/blue or, “LLM embeddings and outlier dimensions”
Is 1536 a large number?
/xantham it depends.
When looking at a 1536-dimension vector, sometimes 1536 is a large number. Other times it is not a large number.
In particular: when it explodes into 2**1536
options, it is a very large number, in ways that most people don’t truly appreciate. When it is just a linear 1536, it is larger than numbers like 3, but in mundane ways that often don’t matter.
When looking at the 1536-dimension embeddings generated by OpenAI’s “text-embedding-ada-002”, one thing immediately jumps out: the dimension with the highest magnitude is dimension 194. For almost every term. The mean value over the (about) 7500 terms I queried was -0.67 . For a vector with 1536 dimensions and norm 1, this is very large.

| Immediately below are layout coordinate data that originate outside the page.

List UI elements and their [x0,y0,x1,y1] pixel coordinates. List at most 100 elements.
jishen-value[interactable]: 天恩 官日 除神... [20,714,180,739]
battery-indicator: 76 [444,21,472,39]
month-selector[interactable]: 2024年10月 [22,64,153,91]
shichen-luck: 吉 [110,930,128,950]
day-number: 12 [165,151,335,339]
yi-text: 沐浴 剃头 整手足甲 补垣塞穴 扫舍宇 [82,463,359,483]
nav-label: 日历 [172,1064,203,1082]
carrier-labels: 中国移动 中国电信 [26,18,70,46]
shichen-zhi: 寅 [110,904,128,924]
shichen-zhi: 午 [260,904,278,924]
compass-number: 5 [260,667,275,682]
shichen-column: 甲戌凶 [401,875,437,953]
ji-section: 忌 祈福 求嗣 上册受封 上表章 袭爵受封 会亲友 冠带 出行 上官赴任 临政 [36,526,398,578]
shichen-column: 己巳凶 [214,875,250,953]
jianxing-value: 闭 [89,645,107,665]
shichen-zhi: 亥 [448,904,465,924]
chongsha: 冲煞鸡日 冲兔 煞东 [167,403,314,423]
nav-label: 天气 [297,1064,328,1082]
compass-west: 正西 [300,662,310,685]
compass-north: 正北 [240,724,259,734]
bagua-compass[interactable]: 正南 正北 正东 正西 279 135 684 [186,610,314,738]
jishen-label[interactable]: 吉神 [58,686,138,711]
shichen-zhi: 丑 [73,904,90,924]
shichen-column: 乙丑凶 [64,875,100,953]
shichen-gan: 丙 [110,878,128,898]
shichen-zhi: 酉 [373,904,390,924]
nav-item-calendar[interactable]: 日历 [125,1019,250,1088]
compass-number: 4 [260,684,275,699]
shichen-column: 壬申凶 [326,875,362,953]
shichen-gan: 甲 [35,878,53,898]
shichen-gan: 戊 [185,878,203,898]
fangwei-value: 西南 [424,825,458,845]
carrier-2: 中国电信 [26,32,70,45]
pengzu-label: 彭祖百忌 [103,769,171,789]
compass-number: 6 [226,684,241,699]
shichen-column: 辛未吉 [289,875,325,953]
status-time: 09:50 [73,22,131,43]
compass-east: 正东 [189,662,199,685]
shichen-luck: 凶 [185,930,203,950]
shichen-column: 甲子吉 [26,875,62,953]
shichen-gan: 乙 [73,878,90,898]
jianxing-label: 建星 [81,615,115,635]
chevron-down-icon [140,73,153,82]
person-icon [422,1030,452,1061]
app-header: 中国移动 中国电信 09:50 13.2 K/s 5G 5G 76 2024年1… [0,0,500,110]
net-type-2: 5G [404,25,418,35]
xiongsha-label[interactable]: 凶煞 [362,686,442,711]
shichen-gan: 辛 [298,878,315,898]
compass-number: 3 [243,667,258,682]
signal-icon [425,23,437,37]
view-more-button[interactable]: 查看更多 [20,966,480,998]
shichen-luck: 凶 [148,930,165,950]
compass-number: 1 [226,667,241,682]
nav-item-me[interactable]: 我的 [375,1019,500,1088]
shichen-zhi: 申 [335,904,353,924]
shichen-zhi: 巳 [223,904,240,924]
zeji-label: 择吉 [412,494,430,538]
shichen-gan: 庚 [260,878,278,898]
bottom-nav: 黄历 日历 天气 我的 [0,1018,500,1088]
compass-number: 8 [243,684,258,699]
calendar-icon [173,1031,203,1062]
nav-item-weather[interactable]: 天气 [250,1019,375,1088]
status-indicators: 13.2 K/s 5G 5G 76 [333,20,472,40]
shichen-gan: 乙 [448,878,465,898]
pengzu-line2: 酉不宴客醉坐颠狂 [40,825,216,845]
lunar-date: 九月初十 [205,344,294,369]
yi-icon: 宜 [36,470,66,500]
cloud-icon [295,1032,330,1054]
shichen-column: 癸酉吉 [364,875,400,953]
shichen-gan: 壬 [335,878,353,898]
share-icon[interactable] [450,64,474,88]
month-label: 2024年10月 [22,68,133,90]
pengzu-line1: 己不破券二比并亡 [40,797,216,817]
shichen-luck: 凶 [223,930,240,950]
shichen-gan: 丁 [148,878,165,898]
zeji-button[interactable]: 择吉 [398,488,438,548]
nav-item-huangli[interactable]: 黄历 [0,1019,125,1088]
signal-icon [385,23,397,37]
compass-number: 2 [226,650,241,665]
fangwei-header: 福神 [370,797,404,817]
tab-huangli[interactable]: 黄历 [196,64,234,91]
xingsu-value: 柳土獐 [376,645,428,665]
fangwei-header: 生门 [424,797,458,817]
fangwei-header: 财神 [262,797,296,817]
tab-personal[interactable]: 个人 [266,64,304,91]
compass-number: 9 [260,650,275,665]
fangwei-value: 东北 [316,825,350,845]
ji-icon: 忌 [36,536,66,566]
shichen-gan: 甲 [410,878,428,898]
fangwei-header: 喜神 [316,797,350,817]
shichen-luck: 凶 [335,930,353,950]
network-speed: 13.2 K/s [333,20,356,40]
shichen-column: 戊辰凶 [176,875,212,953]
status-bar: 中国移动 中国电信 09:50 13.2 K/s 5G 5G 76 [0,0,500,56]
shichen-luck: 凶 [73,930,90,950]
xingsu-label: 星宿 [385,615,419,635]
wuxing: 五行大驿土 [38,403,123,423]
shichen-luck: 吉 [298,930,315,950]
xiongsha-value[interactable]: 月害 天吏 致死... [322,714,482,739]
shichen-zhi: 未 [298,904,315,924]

/yellow the second-highest mean value was dimension 954, averaging around +0.21. The third-highest was dimension 1120 at -0.16. Most dimensions have averages between -0.01 and +0.01, which is what one would expect.
/green everything is 0-indexed; the dimensions are numbered 0 to 1535
/red it is tempting to claim this is “an obvious bug” and “low-hanging fruit to fix”. There are two problems with this approach.
First, we must look for similarities in the input dataset. Which, initially, was “the titles of the 5000 most-important Wikipedia articles”.
But a few wildly-different terms than “Cotton” or “Abraham Lincoln” give similar results. The first sentence from Harry Potter gives similar results. A code snippet gives similar results. A simple sentence in Chinese gives similar results. A string that consists of five cow emoji gives similar results.
I have not been able to find a term that generates a result with a value outside of (-1, -0.6) for dimension 194.
/red the second reason not to be concerned is that this is self-correcting. If you were to remove dimension 194 and re-normalize, you would get half-a-bit of extra precision on the other dimensions. Which isn’t nothing. But it is one of those minor optimizations that can be delayed almost indefinitely. And it might not even be an optimization; having a few dimensions be a “slush factor” might be optimal.
/mogue all this means in practice is that, once I get a “sufficiently representative” dataset, I will have to mean+stddev normalize the values. The reasons why a norm-1 vector is necessary don’t apply to this analysis.